Now I’m sure that today’s Calvinists would write that they reject this kind of behaviour. After all, so did Calvin, when he wrote, before he arrived in Geneva, in the first edition of his Institutes of the Christian Religion
(as quoted by Vaduva – these words are not in later editions but may be footnoted in the Battles translation for which I give the Amazon link):
It is criminal to put heretics to death. To make an end of them by fire and sword is opposed to every principle of humanity.
But when Calvin had acquired the power to do so, he put a heretic to death. “Absolute power corrupts absolutely.”
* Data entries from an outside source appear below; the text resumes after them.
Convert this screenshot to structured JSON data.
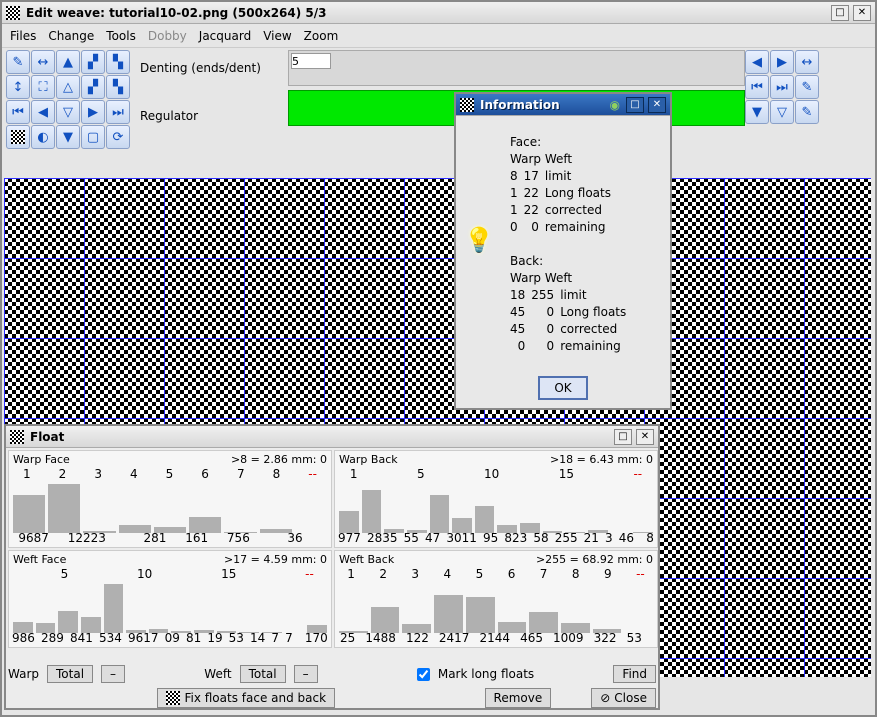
{
  "window": {
    "title": "Edit weave: tutorial10-02.png (500x264) 5/3"
  },
  "menu": [
    "Files",
    "Change",
    "Tools",
    "Dobby",
    "Jacquard",
    "View",
    "Zoom"
  ],
  "menu_disabled": [
    "Dobby"
  ],
  "labels": {
    "denting": "Denting (ends/dent)",
    "regulator": "Regulator"
  },
  "denting_value": "5",
  "info_dialog": {
    "title": "Information",
    "face_label": "Face:",
    "back_label": "Back:",
    "cols": "Warp Weft",
    "face": {
      "limit": {
        "warp": 8,
        "weft": 17,
        "name": "limit"
      },
      "long": {
        "warp": 1,
        "weft": 22,
        "name": "Long floats"
      },
      "corrected": {
        "warp": 1,
        "weft": 22,
        "name": "corrected"
      },
      "remaining": {
        "warp": 0,
        "weft": 0,
        "name": "remaining"
      }
    },
    "back": {
      "limit": {
        "warp": 18,
        "weft": 255,
        "name": "limit"
      },
      "long": {
        "warp": 45,
        "weft": 0,
        "name": "Long floats"
      },
      "corrected": {
        "warp": 45,
        "weft": 0,
        "name": "corrected"
      },
      "remaining": {
        "warp": 0,
        "weft": 0,
        "name": "remaining"
      }
    },
    "ok": "OK"
  },
  "float_win": {
    "title": "Float",
    "warp_face": {
      "header": "Warp  Face",
      "limit": ">8 = 2.86 mm: 0",
      "ticks": [
        "1",
        "2",
        "3",
        "4",
        "5",
        "6",
        "7",
        "8",
        "--"
      ],
      "bottoms": [
        "9687",
        "12223",
        "",
        "281",
        "161",
        "756",
        "",
        "36",
        ""
      ],
      "heights": [
        70,
        90,
        4,
        14,
        12,
        30,
        2,
        8,
        0
      ]
    },
    "warp_back": {
      "header": "Warp  Back",
      "limit": ">18 = 6.43 mm: 0",
      "ticks": [
        "1",
        "",
        "5",
        "",
        "10",
        "",
        "15",
        "",
        "--"
      ],
      "bottoms": [
        "977",
        "2835",
        "55",
        "47",
        "3011",
        "95",
        "823",
        "58",
        "255",
        "21",
        "3",
        "46",
        "",
        "8"
      ],
      "heights": [
        40,
        80,
        8,
        6,
        70,
        28,
        50,
        14,
        18,
        4,
        2,
        6,
        0,
        2
      ]
    },
    "weft_face": {
      "header": "Weft  Face",
      "limit": ">17 = 4.59 mm: 0",
      "ticks": [
        "",
        "5",
        "",
        "10",
        "",
        "15",
        "",
        "--"
      ],
      "bottoms": [
        "986",
        "289",
        "841",
        "534",
        "9617",
        "09",
        "81",
        "19",
        "53",
        "14",
        "7",
        "7",
        "",
        "170"
      ],
      "heights": [
        20,
        18,
        40,
        30,
        90,
        6,
        8,
        4,
        6,
        4,
        2,
        2,
        0,
        14
      ]
    },
    "weft_back": {
      "header": "Weft  Back",
      "limit": ">255 = 68.92 mm: 0",
      "ticks": [
        "1",
        "2",
        "3",
        "4",
        "5",
        "6",
        "7",
        "8",
        "9",
        "--"
      ],
      "bottoms": [
        "25",
        "1488",
        "122",
        "2417",
        "2144",
        "465",
        "1009",
        "322",
        "53",
        ""
      ],
      "heights": [
        4,
        48,
        16,
        70,
        66,
        20,
        38,
        18,
        8,
        0
      ]
    },
    "controls": {
      "warp": "Warp",
      "weft": "Weft",
      "total": "Total",
      "mark": "Mark long floats",
      "mark_checked": true,
      "find": "Find",
      "fix": "Fix floats face and back",
      "remove": "Remove",
      "close": "Close"
    }
  }
}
Calvinists insist that theirs is a religion of grace, not of works, and that that is what Calvin preached. And indeed that is true as far as justification is concerned. But when it comes to sanctification, there seems to be no room for grace in Calvin’s scheme, but only for legalism. Jesus said
If you hold to my teaching, you are really my disciples. 32 Then you will know the truth, and the truth will set you free.
John 8:31-32 (NIV 2011)
Paul exhorted the Galatians:
It is for freedom that Christ has set us free. Stand firm, then, and do not let yourselves be burdened again by a yoke of slavery.
Galatians 5:1 (NIV 2011)
But Calvin brought Jesus’ disciples in Geneva (as well as those who believed only outwardly) under a new yoke of slavery, a new law of his own devising. As such his teaching was the very opposite of Christian.
Now I am not suggesting that all of today’s Calvinists are teaching this kind of legalism. Some clearly are not. But it seems very strange to me that, while claiming to be evangelical Christians, they revere so highly someone whose teachings and practice were so antithetical to the gospel message.
P.S. Please don’t think that I endorse the teachings on Virgil Vaduva’s site Planet Preterist, as made more explicit on a linked FAQ page. This site is promoting full preterism, not the partial preterism of Martin Trench which I largely accept. Full preterism includes the teaching that the second coming of Jesus will be
[not] a physical and bodily return of Jesus [but] a return of his spiritual presence
– and that this spiritual second coming took place in AD 70. Thus they have made the same manoeuvre as the Jehovah’s Witnesses and more recently Harold Camping: because eschatological events did not happen in a visible way when their understanding of the Bible says they should have happened, these groups have reinterpreted the events as spiritual and therefore invisible, rather than accept that they may have misunderstood the Bible. That, I would suggest, is one of the clear marks of a false teacher – but not as serious as Calvin’s error of turning Christian freedom into fearful bondage.